Innovation comes to us in the form of the Knut Monitor, a smart water detector set to save us all from the unavoidable floods of humidity, or rising water levels!
Why didn’t smoke and carbon monoxide detector companies think of this?
Safety comes in many forms, as do threats to our health.
If you are a book geek, like yours truly, then keeping the optimal level of 40-60% humidity for positive archival paper preservation is essential.
If you live on an island (also like yours truly) the air can become saturated with water making everything seem warmer than it is when the summer heat is on.
And this drenches the insides of books, guitars and other valuable wooden goods made from trees.

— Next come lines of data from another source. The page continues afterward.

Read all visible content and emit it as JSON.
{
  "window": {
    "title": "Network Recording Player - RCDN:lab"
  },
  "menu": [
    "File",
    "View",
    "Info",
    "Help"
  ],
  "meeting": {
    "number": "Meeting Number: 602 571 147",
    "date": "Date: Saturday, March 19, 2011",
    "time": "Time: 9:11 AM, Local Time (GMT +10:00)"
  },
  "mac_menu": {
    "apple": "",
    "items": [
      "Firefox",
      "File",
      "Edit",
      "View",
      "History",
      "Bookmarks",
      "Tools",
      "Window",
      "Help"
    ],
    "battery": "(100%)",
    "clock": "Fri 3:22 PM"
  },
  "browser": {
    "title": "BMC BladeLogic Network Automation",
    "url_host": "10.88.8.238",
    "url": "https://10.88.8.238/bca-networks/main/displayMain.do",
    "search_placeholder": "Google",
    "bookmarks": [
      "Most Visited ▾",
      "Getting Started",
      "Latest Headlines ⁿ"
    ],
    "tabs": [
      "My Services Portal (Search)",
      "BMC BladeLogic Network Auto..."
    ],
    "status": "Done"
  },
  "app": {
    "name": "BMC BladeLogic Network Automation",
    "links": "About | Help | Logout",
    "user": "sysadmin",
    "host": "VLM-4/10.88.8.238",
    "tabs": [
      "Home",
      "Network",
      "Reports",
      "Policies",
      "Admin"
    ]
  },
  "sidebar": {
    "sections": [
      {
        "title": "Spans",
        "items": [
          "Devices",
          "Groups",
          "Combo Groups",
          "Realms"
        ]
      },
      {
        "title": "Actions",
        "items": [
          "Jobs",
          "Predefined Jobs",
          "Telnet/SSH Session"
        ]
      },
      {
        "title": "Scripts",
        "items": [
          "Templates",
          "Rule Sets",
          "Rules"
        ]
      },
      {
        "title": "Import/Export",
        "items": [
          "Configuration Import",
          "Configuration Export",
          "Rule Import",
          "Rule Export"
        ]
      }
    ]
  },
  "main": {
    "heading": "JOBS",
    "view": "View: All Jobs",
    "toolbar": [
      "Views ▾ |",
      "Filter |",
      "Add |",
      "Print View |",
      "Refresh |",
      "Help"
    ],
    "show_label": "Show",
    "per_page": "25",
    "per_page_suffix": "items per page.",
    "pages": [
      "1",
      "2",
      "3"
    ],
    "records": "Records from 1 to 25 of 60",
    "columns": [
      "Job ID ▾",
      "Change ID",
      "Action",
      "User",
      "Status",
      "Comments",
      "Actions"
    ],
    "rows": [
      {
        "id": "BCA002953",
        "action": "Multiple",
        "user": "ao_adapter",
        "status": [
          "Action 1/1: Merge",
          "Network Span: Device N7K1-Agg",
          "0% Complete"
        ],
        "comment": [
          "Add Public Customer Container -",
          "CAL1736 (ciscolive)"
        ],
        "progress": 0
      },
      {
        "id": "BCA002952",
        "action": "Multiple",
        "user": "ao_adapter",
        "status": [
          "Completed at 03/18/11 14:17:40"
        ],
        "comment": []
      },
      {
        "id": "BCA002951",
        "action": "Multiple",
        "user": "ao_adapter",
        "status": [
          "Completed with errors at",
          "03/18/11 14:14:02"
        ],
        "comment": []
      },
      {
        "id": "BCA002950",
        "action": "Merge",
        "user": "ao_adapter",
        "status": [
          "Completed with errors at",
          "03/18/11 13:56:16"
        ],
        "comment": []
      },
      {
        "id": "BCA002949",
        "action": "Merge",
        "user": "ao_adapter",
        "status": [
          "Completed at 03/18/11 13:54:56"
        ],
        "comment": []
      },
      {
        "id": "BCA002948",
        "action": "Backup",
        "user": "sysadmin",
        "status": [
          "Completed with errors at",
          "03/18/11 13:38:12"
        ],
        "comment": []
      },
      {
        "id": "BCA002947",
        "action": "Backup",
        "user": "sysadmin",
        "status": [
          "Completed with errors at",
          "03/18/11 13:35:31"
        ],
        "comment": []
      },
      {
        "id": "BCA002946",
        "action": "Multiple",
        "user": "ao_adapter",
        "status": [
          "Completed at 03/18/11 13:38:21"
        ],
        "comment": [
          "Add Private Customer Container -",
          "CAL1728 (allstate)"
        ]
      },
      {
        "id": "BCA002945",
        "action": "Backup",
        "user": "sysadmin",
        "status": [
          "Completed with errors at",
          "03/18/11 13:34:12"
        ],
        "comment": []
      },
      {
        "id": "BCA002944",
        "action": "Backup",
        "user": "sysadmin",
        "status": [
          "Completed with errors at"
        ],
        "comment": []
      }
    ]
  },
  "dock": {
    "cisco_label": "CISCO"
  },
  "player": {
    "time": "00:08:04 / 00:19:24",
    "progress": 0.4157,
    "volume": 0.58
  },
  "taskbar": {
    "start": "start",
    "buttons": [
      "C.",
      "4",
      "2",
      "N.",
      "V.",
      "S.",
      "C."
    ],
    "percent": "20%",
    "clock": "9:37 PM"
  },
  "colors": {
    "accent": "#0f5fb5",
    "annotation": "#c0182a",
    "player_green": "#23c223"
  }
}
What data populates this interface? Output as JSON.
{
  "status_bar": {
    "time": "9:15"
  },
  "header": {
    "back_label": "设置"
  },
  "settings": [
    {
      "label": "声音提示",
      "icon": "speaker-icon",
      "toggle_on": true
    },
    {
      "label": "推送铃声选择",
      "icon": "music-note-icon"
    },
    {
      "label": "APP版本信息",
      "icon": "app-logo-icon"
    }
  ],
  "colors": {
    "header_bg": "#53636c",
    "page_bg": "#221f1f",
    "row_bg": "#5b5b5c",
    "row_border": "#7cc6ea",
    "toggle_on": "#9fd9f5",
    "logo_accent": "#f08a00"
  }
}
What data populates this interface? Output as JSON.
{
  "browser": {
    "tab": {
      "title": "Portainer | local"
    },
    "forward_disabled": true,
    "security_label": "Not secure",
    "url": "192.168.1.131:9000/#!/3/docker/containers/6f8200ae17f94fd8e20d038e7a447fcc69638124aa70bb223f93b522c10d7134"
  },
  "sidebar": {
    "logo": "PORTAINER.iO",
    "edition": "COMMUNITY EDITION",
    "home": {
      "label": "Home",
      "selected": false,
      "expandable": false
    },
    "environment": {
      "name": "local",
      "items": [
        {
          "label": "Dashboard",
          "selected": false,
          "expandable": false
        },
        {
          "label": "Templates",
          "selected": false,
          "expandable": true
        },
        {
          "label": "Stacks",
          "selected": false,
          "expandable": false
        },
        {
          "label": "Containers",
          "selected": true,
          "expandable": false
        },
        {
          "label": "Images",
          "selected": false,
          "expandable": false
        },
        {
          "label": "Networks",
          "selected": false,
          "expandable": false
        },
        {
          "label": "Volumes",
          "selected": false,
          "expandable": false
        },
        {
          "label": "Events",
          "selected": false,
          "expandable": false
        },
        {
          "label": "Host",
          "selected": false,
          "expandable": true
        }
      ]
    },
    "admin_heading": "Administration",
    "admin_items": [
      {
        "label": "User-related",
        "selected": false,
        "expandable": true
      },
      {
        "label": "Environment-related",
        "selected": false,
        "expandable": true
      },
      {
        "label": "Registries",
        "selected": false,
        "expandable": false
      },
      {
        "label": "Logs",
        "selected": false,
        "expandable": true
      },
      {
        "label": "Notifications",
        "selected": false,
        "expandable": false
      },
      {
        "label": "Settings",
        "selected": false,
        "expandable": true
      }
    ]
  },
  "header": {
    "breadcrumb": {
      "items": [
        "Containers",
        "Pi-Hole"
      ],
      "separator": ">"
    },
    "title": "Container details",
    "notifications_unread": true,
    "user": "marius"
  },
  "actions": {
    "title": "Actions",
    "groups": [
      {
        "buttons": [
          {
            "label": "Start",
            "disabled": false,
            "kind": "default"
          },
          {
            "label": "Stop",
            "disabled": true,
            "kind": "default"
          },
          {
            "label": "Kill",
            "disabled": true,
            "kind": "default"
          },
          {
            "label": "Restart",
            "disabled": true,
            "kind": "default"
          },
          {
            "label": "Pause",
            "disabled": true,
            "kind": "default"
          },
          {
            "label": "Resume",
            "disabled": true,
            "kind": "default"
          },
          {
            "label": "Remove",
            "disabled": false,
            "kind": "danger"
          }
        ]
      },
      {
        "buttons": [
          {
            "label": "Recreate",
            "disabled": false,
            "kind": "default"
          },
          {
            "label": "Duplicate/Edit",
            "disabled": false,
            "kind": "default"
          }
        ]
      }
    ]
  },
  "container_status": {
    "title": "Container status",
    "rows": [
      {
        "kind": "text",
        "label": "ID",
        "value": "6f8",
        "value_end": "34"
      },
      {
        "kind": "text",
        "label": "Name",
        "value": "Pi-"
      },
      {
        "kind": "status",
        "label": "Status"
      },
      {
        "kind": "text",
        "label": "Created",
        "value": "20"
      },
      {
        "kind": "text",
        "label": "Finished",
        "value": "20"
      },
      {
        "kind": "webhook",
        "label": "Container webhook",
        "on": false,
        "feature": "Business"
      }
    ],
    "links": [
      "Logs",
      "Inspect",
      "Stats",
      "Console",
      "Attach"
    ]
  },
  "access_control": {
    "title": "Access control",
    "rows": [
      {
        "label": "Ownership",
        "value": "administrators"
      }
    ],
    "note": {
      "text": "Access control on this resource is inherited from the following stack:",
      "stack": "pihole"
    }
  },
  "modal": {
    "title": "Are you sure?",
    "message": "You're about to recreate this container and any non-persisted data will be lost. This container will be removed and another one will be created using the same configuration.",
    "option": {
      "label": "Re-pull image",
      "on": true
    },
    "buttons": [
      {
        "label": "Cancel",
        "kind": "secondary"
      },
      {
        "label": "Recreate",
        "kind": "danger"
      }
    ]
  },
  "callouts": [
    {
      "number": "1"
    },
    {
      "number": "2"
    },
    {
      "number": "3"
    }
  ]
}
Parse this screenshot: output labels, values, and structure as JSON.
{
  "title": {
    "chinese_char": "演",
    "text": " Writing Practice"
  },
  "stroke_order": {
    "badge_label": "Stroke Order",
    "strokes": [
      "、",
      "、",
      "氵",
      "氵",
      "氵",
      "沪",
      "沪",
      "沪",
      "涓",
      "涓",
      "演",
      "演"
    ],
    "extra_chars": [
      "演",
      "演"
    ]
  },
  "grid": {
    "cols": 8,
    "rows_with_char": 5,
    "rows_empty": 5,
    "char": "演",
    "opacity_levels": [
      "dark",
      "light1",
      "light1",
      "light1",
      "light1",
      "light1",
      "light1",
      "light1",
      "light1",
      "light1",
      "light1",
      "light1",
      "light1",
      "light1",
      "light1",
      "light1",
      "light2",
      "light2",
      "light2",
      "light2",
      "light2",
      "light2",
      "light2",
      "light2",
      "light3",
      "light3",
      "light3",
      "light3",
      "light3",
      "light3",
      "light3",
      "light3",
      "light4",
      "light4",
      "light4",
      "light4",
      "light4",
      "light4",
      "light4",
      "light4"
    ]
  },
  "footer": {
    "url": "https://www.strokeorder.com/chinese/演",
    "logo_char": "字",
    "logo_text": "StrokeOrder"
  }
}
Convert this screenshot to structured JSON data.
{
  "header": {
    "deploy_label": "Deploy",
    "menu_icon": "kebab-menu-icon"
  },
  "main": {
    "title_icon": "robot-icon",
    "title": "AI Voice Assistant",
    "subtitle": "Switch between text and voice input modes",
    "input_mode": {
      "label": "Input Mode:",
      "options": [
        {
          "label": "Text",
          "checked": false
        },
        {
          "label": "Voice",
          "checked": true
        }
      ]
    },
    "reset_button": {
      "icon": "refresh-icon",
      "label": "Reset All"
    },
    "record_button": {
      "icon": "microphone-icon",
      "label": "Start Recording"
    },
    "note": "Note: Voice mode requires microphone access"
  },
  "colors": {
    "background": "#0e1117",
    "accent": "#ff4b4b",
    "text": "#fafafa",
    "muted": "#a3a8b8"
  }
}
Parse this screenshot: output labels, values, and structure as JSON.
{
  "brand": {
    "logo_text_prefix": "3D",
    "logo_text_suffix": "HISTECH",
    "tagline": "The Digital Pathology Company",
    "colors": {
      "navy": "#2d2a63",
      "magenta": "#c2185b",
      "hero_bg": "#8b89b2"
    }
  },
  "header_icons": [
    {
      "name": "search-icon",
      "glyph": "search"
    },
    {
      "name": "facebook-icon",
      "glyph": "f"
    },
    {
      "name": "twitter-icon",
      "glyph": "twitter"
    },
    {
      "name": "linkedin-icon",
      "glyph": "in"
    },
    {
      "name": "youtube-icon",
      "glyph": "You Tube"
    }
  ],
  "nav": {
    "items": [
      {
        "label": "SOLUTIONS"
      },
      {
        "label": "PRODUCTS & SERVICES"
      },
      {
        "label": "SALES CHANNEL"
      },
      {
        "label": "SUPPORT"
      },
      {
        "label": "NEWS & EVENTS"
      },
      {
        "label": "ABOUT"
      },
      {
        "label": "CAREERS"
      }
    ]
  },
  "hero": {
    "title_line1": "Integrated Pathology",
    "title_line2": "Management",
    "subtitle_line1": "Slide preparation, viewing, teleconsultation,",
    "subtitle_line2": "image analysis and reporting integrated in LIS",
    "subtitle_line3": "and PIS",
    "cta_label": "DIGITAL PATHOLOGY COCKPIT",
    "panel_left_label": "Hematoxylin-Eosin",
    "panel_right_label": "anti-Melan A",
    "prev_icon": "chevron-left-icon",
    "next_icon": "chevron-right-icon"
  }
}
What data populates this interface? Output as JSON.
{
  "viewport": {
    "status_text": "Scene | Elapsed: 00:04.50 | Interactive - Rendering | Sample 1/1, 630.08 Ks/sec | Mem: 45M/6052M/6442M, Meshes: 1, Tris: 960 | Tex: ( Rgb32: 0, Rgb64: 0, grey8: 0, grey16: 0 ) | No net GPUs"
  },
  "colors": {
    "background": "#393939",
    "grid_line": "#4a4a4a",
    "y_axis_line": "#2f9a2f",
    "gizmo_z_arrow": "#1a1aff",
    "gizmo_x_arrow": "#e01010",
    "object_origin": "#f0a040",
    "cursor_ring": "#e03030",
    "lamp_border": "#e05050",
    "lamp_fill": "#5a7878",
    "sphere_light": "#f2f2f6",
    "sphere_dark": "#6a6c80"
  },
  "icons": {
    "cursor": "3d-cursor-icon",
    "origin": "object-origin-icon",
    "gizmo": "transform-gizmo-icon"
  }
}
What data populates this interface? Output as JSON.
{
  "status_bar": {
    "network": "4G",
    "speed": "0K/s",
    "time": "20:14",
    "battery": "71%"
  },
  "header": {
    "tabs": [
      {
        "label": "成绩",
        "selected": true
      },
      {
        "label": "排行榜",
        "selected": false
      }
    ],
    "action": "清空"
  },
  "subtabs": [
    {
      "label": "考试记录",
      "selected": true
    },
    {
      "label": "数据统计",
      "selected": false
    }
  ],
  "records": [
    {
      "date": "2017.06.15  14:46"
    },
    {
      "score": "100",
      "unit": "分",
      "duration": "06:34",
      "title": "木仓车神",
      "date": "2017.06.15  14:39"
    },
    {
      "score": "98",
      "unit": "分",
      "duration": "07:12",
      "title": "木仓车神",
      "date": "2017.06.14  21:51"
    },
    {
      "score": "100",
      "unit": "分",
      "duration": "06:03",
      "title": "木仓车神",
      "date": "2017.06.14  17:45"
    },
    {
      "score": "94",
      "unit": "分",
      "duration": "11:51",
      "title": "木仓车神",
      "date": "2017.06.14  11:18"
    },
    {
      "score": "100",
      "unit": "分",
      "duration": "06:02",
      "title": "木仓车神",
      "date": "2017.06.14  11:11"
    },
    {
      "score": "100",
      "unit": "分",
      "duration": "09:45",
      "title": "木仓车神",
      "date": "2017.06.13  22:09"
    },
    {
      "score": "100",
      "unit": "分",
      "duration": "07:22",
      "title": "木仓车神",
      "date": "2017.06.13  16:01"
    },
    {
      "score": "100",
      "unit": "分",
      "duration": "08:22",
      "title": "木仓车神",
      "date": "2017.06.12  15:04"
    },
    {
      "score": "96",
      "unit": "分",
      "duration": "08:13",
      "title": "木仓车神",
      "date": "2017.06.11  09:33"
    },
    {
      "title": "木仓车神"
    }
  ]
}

And then, of course, there are the old basement pipes that will never stop their drip-drop rendition of Beethoven’s Fifth.
The Knut Monitor may be a tough nut to crack, name-wise (ha!), but it is a cheap smart water detector that utilizes wi-fi and an included App to always keep the owner abreast of the humidity levels surrounding the smoke detector look-alike.
What this Knut Monitor lacks in design, as a palm-sized cross between a smoke detector and a white hockey puck, it more than makes up for in its safeguarding abilities.
The makers of the Knut Monitor on Indiegogo say that 37% of homeowners claim losses due to water damage.
My brother-in-law came back to his parent’s home after a particularly nasty storm and the worst had happened: the basement had flooded on and on, two plus feet of water.
The slowly but steadily rising waves rose high enough to make it onto the bottom shelves housing a legendary collection of rare Dragon Ball and Dragon Ball Z manga.
The damage wiped out many a Batman and a Superman book as well, with no Bane or kryptonite needed to slay those heroes. This was Injustice!
And it all would have been prevented, because the Knut Monitor smart water detector would have sounded alarms and alerted everyone with the App as soon as it smelled something like a flood was afoot. This Knut is invaluable.
Crack open the Knut once every two years to replace two AA batteries (rechargeable, this tree hugger hopes), which is a lot better than those ugly and expensive 9V batteries the carbon monoxide detectors still require. Or you can go battery-less with a micro-USB port to charge the Knut (it alerts users when down to 15% of juice and less).
Give me one for the $50 early bird special, please!